Namun seiring perkembangan zaman, rumah adat dari Suku Sakai ini telah terbuat dari bahan besi. Karena kayu ulin saat ini sudah mulai langka.
Hukum Adat Sakai
Suku Sakai memiliki hukum yang tegas, misalnya mengenai penebangan pohon. Masyarakat Sakai yang diketahui menebang pohon di tanah hutan ulayat akan diberi hukuman berupa denda uang yang setara dengan perhiasan emas dalam ukuran berat tertentu.
Semakin tua usia pohon yang ditebang maka denda yang harus dibayarkan juga akan semakin besar. Sedangkan ketentuan mengenai besar denda yang harus dibayar oleh penebang pohon akan ditentukan pada saat dilaksanakan rapat adat.
Namun jika penebang pohon di wilayah kewenangan (ulayat) adalah orang-orang di luar Suku Sakai, maka orang-orang tersebut akan diusir dan bahkan bisa saja dibunuh. Oleh karena itu, hingga sekarang tidak ada seorang pun yang berani menebang pohon di hutan ulayat karena adanya sanksi dari hukum adat Sakai yang begitu tegas.
Hutan ulayat sendiri merupakan hutan adat warisan dari Suku Sakai yang saat ini luasnya semakin mengecil. Adanya hukum adat yang bersifat tegas mengenai penebangan pohon sebenarnya merupakan upaya yang dilakukan oleh Suku Sakai untuk mempertahankan wilayah tanah warisannya tersebut
Hukum adat sekaligus menjadi cara untuk mengurangi pengurangan luas lahan. Umumnya lahan hutan ulayat tersebut diambil untuk kegiatan perkebunan sawit dan kegiatan industri lainnya.
Selain hukum adat, tentunya suku Sakai juga beberapa macam tradisi atau adat istiadat. Masyarakat Sakai mengadakan ritual atau upacara tersendiri untuk kelahiran dan kematian serta untuk pernikahan.

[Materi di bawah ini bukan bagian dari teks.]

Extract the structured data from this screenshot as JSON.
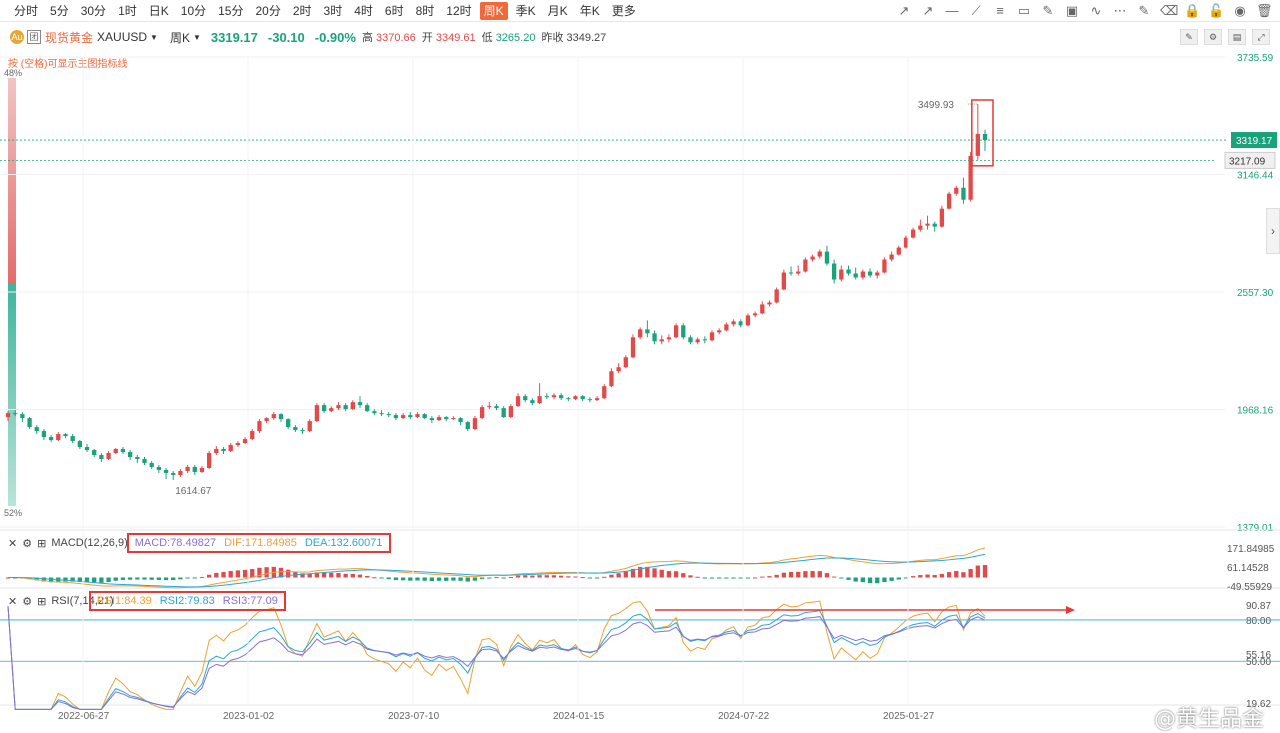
{
  "toolbar": {
    "timeframes": [
      "分时",
      "5分",
      "30分",
      "1时",
      "日K",
      "10分",
      "15分",
      "20分",
      "2时",
      "3时",
      "4时",
      "6时",
      "8时",
      "12时",
      "周K",
      "季K",
      "月K",
      "年K",
      "更多"
    ],
    "active_index": 14,
    "tools": [
      "trend-line-icon",
      "ray-icon",
      "horizontal-line-icon",
      "parallel-icon",
      "fib-icon",
      "channel-icon",
      "brush-icon",
      "image-icon",
      "compare-icon",
      "more-tools-icon",
      "edit-icon",
      "eraser-icon",
      "lock-icon",
      "unlock-icon",
      "eye-icon",
      "trash-icon"
    ]
  },
  "header": {
    "symbol_name": "现货黄金",
    "symbol_code": "XAUUSD",
    "period": "周K",
    "price": "3319.17",
    "change": "-30.10",
    "change_pct": "-0.90%",
    "high_label": "高",
    "high": "3370.66",
    "open_label": "开",
    "open": "3349.61",
    "low_label": "低",
    "low": "3265.20",
    "prev_label": "昨收",
    "prev": "3349.27",
    "hint": "按 (空格)可显示主图指标线",
    "pct_top": "48%",
    "pct_bottom": "52%"
  },
  "colors": {
    "up": "#e24a4a",
    "down": "#1aa37a",
    "accent": "#f1683a"
  },
  "chart_data": {
    "type": "candlestick",
    "x_ticks": [
      "2022-06-27",
      "2023-01-02",
      "2023-07-10",
      "2024-01-15",
      "2024-07-22",
      "2025-01-27"
    ],
    "y_ticks": [
      "3735.59",
      "3146.44",
      "2557.30",
      "1968.16",
      "1379.01"
    ],
    "ylim": [
      1379.01,
      3735.59
    ],
    "current_price": "3319.17",
    "crosshair_price": "3217.09",
    "max_label": "3499.93",
    "min_label": "1614.67",
    "candles": [
      [
        1930,
        1950,
        1910,
        1960
      ],
      [
        1950,
        1945,
        1935,
        1965
      ],
      [
        1945,
        1925,
        1905,
        1955
      ],
      [
        1925,
        1880,
        1870,
        1930
      ],
      [
        1880,
        1860,
        1845,
        1890
      ],
      [
        1860,
        1830,
        1815,
        1870
      ],
      [
        1830,
        1815,
        1805,
        1840
      ],
      [
        1815,
        1845,
        1810,
        1855
      ],
      [
        1845,
        1835,
        1825,
        1850
      ],
      [
        1835,
        1810,
        1800,
        1845
      ],
      [
        1810,
        1780,
        1770,
        1815
      ],
      [
        1780,
        1765,
        1755,
        1795
      ],
      [
        1765,
        1740,
        1730,
        1770
      ],
      [
        1740,
        1720,
        1705,
        1750
      ],
      [
        1720,
        1750,
        1715,
        1760
      ],
      [
        1750,
        1770,
        1745,
        1775
      ],
      [
        1770,
        1755,
        1745,
        1780
      ],
      [
        1755,
        1730,
        1715,
        1765
      ],
      [
        1730,
        1720,
        1700,
        1740
      ],
      [
        1720,
        1700,
        1690,
        1730
      ],
      [
        1700,
        1680,
        1670,
        1710
      ],
      [
        1680,
        1665,
        1650,
        1690
      ],
      [
        1665,
        1650,
        1620,
        1675
      ],
      [
        1650,
        1640,
        1615,
        1660
      ],
      [
        1640,
        1660,
        1630,
        1670
      ],
      [
        1660,
        1680,
        1650,
        1690
      ],
      [
        1680,
        1655,
        1640,
        1690
      ],
      [
        1655,
        1675,
        1650,
        1685
      ],
      [
        1675,
        1750,
        1670,
        1760
      ],
      [
        1750,
        1770,
        1740,
        1785
      ],
      [
        1770,
        1760,
        1745,
        1780
      ],
      [
        1760,
        1790,
        1755,
        1800
      ],
      [
        1790,
        1800,
        1780,
        1810
      ],
      [
        1800,
        1820,
        1795,
        1830
      ],
      [
        1820,
        1860,
        1815,
        1870
      ],
      [
        1860,
        1910,
        1850,
        1920
      ],
      [
        1910,
        1925,
        1900,
        1930
      ],
      [
        1925,
        1945,
        1915,
        1955
      ],
      [
        1945,
        1920,
        1905,
        1950
      ],
      [
        1920,
        1880,
        1870,
        1925
      ],
      [
        1880,
        1865,
        1855,
        1890
      ],
      [
        1865,
        1860,
        1845,
        1875
      ],
      [
        1860,
        1910,
        1855,
        1920
      ],
      [
        1910,
        1990,
        1905,
        2000
      ],
      [
        1990,
        1960,
        1950,
        2000
      ],
      [
        1960,
        1975,
        1955,
        1985
      ],
      [
        1975,
        1990,
        1965,
        2005
      ],
      [
        1990,
        1970,
        1960,
        2000
      ],
      [
        1970,
        2005,
        1965,
        2015
      ],
      [
        2005,
        1990,
        1975,
        2035
      ],
      [
        1990,
        1960,
        1955,
        2000
      ],
      [
        1960,
        1950,
        1940,
        1970
      ],
      [
        1950,
        1945,
        1935,
        1965
      ],
      [
        1945,
        1940,
        1930,
        1955
      ],
      [
        1940,
        1925,
        1915,
        1950
      ],
      [
        1925,
        1940,
        1920,
        1950
      ],
      [
        1940,
        1930,
        1920,
        1955
      ],
      [
        1930,
        1945,
        1925,
        1955
      ],
      [
        1945,
        1925,
        1920,
        1950
      ],
      [
        1925,
        1915,
        1900,
        1935
      ],
      [
        1915,
        1930,
        1910,
        1940
      ],
      [
        1930,
        1920,
        1910,
        1935
      ],
      [
        1920,
        1925,
        1915,
        1935
      ],
      [
        1925,
        1905,
        1890,
        1930
      ],
      [
        1905,
        1870,
        1860,
        1910
      ],
      [
        1870,
        1925,
        1865,
        1935
      ],
      [
        1925,
        1980,
        1920,
        1990
      ],
      [
        1980,
        1985,
        1970,
        2005
      ],
      [
        1985,
        1975,
        1965,
        1995
      ],
      [
        1975,
        1930,
        1925,
        1985
      ],
      [
        1930,
        1985,
        1925,
        1995
      ],
      [
        1985,
        2035,
        1980,
        2050
      ],
      [
        2035,
        2015,
        2005,
        2045
      ],
      [
        2015,
        2000,
        1990,
        2025
      ],
      [
        2000,
        2035,
        1995,
        2100
      ],
      [
        2035,
        2030,
        2020,
        2050
      ],
      [
        2030,
        2040,
        2020,
        2050
      ],
      [
        2040,
        2025,
        2015,
        2050
      ],
      [
        2025,
        2020,
        2010,
        2030
      ],
      [
        2020,
        2035,
        2015,
        2040
      ],
      [
        2035,
        2020,
        2010,
        2040
      ],
      [
        2020,
        2015,
        2005,
        2030
      ],
      [
        2015,
        2025,
        2010,
        2035
      ],
      [
        2025,
        2085,
        2020,
        2095
      ],
      [
        2085,
        2160,
        2080,
        2175
      ],
      [
        2160,
        2180,
        2150,
        2200
      ],
      [
        2180,
        2230,
        2175,
        2240
      ],
      [
        2230,
        2330,
        2225,
        2345
      ],
      [
        2330,
        2370,
        2320,
        2380
      ],
      [
        2370,
        2350,
        2330,
        2415
      ],
      [
        2350,
        2310,
        2295,
        2365
      ],
      [
        2310,
        2320,
        2295,
        2340
      ],
      [
        2320,
        2330,
        2305,
        2345
      ],
      [
        2330,
        2390,
        2325,
        2400
      ],
      [
        2390,
        2330,
        2320,
        2400
      ],
      [
        2330,
        2305,
        2295,
        2340
      ],
      [
        2305,
        2320,
        2295,
        2330
      ],
      [
        2320,
        2315,
        2300,
        2335
      ],
      [
        2315,
        2355,
        2310,
        2365
      ],
      [
        2355,
        2365,
        2345,
        2375
      ],
      [
        2365,
        2395,
        2360,
        2405
      ],
      [
        2395,
        2410,
        2385,
        2420
      ],
      [
        2410,
        2390,
        2380,
        2420
      ],
      [
        2390,
        2440,
        2385,
        2450
      ],
      [
        2440,
        2450,
        2430,
        2460
      ],
      [
        2450,
        2495,
        2445,
        2510
      ],
      [
        2495,
        2505,
        2485,
        2515
      ],
      [
        2505,
        2570,
        2500,
        2580
      ],
      [
        2570,
        2655,
        2565,
        2670
      ],
      [
        2655,
        2650,
        2640,
        2685
      ],
      [
        2650,
        2660,
        2640,
        2690
      ],
      [
        2660,
        2720,
        2655,
        2730
      ],
      [
        2720,
        2735,
        2710,
        2745
      ],
      [
        2735,
        2760,
        2725,
        2770
      ],
      [
        2760,
        2700,
        2690,
        2790
      ],
      [
        2700,
        2620,
        2600,
        2720
      ],
      [
        2620,
        2670,
        2610,
        2690
      ],
      [
        2670,
        2650,
        2640,
        2690
      ],
      [
        2650,
        2630,
        2620,
        2680
      ],
      [
        2630,
        2660,
        2620,
        2670
      ],
      [
        2660,
        2640,
        2630,
        2675
      ],
      [
        2640,
        2655,
        2625,
        2665
      ],
      [
        2655,
        2720,
        2650,
        2730
      ],
      [
        2720,
        2745,
        2710,
        2760
      ],
      [
        2745,
        2780,
        2740,
        2790
      ],
      [
        2780,
        2830,
        2775,
        2840
      ],
      [
        2830,
        2870,
        2825,
        2880
      ],
      [
        2870,
        2890,
        2860,
        2920
      ],
      [
        2890,
        2900,
        2870,
        2940
      ],
      [
        2900,
        2885,
        2860,
        2910
      ],
      [
        2885,
        2975,
        2880,
        2990
      ],
      [
        2975,
        3050,
        2970,
        3060
      ],
      [
        3050,
        3080,
        3040,
        3090
      ],
      [
        3080,
        3020,
        3000,
        3130
      ],
      [
        3020,
        3240,
        3010,
        3260
      ],
      [
        3240,
        3350,
        3220,
        3500
      ],
      [
        3350,
        3319.17,
        3265.2,
        3370.66
      ]
    ],
    "macd": {
      "label": "MACD(12,26,9)",
      "MACD": "78.49827",
      "DIF": "171.84985",
      "DEA": "132.60071",
      "y_ticks": [
        "171.84985",
        "61.14528",
        "-49.55929"
      ]
    },
    "rsi": {
      "label": "RSI(7,14,21)",
      "RSI1": "84.39",
      "RSI2": "79.83",
      "RSI3": "77.09",
      "y_ticks": [
        "90.87",
        "80.00",
        "55.16",
        "50.00",
        "19.62"
      ]
    }
  },
  "indicator_labels": {
    "macd_title": "MACD(12,26,9)",
    "macd_v": "MACD:78.49827",
    "dif_v": "DIF:171.84985",
    "dea_v": "DEA:132.60071",
    "rsi_title": "RSI(7,14,21)",
    "rsi1": "RSI1:84.39",
    "rsi2": "RSI2:79.83",
    "rsi3": "RSI3:77.09"
  },
  "watermark": "@黄生品金"
}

Suku Sakai memang termasuk suku yang belum banyak diketahui dan dikenal oleh masyarakat Indonesia secara luas. Sebab pada awalnya suku ini tergolong sebagai suku terasing dengan pola hidup sederhana yang jauh dari perkembangan dan kemajuan teknologi.
Namun dengan kemajuan zaman dan moderinasis, tampaknya Suku Sakai mulai mengalami perkembangan. Hal ini terjadi karena semakin banyak pula masyarakat pendatang yang mendiami kawasan pemukiman Sakai, sehingga penduduk dan masyarakatnya menjadi semakin heterogen (beragam).
Di samping itu, dampak dari wilayah hutan di Kepulauan Riau yang semakin terkikis juga mengakibatkan Suku Sakai terpaksa kehilangan lahan untuk bertanam sehingga mereka tidak dapat memenuhi kebutuhan hidupnya.
Untuk bertahan hidup, akhirnya Suku Sakai harus berusaha untuk mencari kerja di tempat lain dan menetap di wilayah perkampungan lain, sehingga tidak lagi menjalani segala macam secara tradisional.